Not just here. I haven’t written much at all.

Recipes, sure. My prayer journal, yes. But the creative flow of poetry and storytelling all but dried up in the last season. It happens that way sometimes. I used to panic when the flow of words stopped, when the creativity ran dry. Then I realized, nature is seasonal that way. The mushrooms flush after the rain but do not grow without it. In very hot summers, the creeks that roar through winter dwindle to nothing. I stopped panicking and rested in the knowledge; words always come back to me.
It is January. For years, I lamented the grey days of this month. You could even say I loathed it. It’s different now. In the morning, a white blanket of frost blankets the farm. The garden sleeps, but the high tunnel is turning out lovely heads of broccoli and copious roots. The goats’ bellies are swelling with the growth of spring kids, and their udders are beginning to fill. Helen the cow still gives us steaming milk every morning.
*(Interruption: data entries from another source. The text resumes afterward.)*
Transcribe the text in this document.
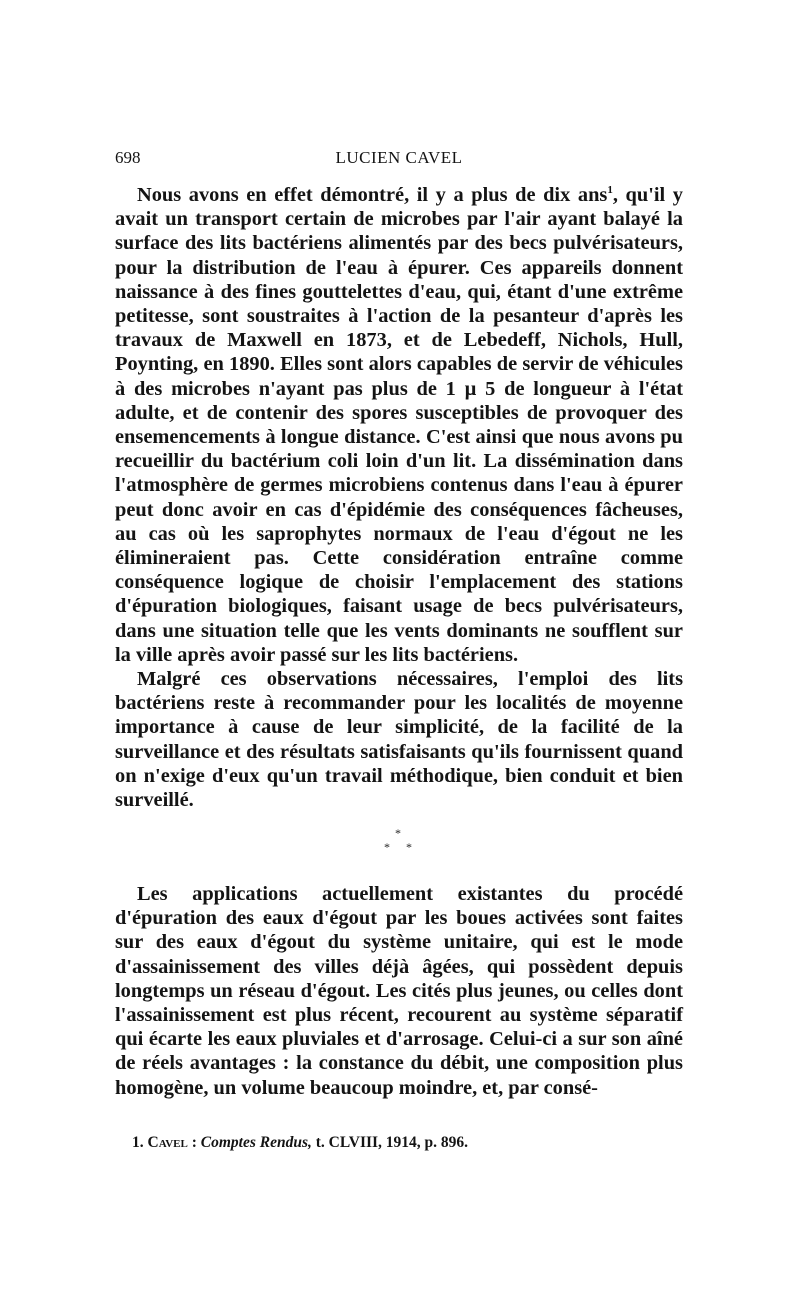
698	LUCIEN CAVEL

Nous avons en effet démontré, il y a plus de dix ans$^1$, qu'il y avait un transport certain de microbes par l'air ayant balayé la surface des lits bactériens alimentés par des becs pulvérisateurs, pour la distribution de l'eau à épurer. Ces appareils donnent naissance à des fines gouttelettes d'eau, qui, étant d'une extrême petitesse, sont soustraites à l'action de la pesanteur d'après les travaux de Maxwell en 1873, et de Lebedeff, Nichols, Hull, Poynting, en 1890. Elles sont alors capables de servir de véhicules à des microbes n'ayant pas plus de 1 µ 5 de longueur à l'état adulte, et de contenir des spores susceptibles de provoquer des ensemencements à longue distance. C'est ainsi que nous avons pu recueillir du bactérium coli loin d'un lit. La dissémination dans l'atmosphère de germes microbiens contenus dans l'eau à épurer peut donc avoir en cas d'épidémie des conséquences fâcheuses, au cas où les saprophytes normaux de l'eau d'égout ne les élimineraient pas. Cette considération entraîne comme conséquence logique de choisir l'emplacement des stations d'épuration biologiques, faisant usage de becs pulvérisateurs, dans une situation telle que les vents dominants ne soufflent sur la ville après avoir passé sur les lits bactériens.

Malgré ces observations nécessaires, l'emploi des lits bactériens reste à recommander pour les localités de moyenne importance à cause de leur simplicité, de la facilité de la surveillance et des résultats satisfaisants qu'ils fournissent quand on n'exige d'eux qu'un travail méthodique, bien conduit et bien surveillé.

*
* *

Les applications actuellement existantes du procédé d'épuration des eaux d'égout par les boues activées sont faites sur des eaux d'égout du système unitaire, qui est le mode d'assainissement des villes déjà âgées, qui possèdent depuis longtemps un réseau d'égout. Les cités plus jeunes, ou celles dont l'assainissement est plus récent, recourent au système séparatif qui écarte les eaux pluviales et d'arrosage. Celui-ci a sur son aîné de réels avantages : la constance du débit, une composition plus homogène, un volume beaucoup moindre, et, par consé-

1. Cavel : Comptes Rendus, t. CLVIII, 1914, p. 896.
We warm our freezing hands on the jars of fresh milk as we carry them into the house.

The kitchen is alive, more so than anything else on the January farm. Sourdough rises and every morning, golden-yolked eggs sizzle in ghee in a cast iron pan. Sure, I have to scrub more mud off the eggshells before cracking them, but they do make a pretty picture all the same.
My soup pot is full. I am replenishing my stores of canned broths and meats, converting dry beans to shelf stable, ready-to-use jars to save my sanity once garden season returns. I find myself regularly taking inventory in the cool pantry. I didn’t put up enough onions. I should have dried more peppers. I make a million pledges for the coming growing season.

We started homeschooling a couple of weeks ago. The new year brought a southern snowstorm, which means it wasn’t much of a storm, but it was cold and slightly icy and the world shut down for a couple of days. And in the grey and dreary throes of January, we have been found at our kitchen table, sipping hot tea to recover from chores and practicing prime factorization. On Fridays we have skills day. The books stay in their bins and instead, we get our hands dirty. Ben and Ezra enjoy baking. Toby wants to learn to use tools so he can build things. We are all eager to plant the garden.
Once upon a time, my greatest dream was for a small and simple life. I could hardly hope to afford it, but I gave my very best to make it a reality. Then something incredible happened. It came true. But along with it came a world of opportunity and endless possibility. I do not regret a single decision we have made. We have grown, we have tried, and in times, we have been found wanting. In the process, I have come to know my own heart in a way I never quite could before.

I have come to know that my own ambitions, when not tamed could become very farm reaching. But with a bit of direction, the can grow very deep, like the anchoring oaks of a mighty oak tree.
I am made for small and simple. I am made for everyday beauty. I am made to sit at the kitchen table, typing lovely words with misty eyes while my sons break in to ask me questions about grammar.
I have come home, and there, I found words had been there waiting all along.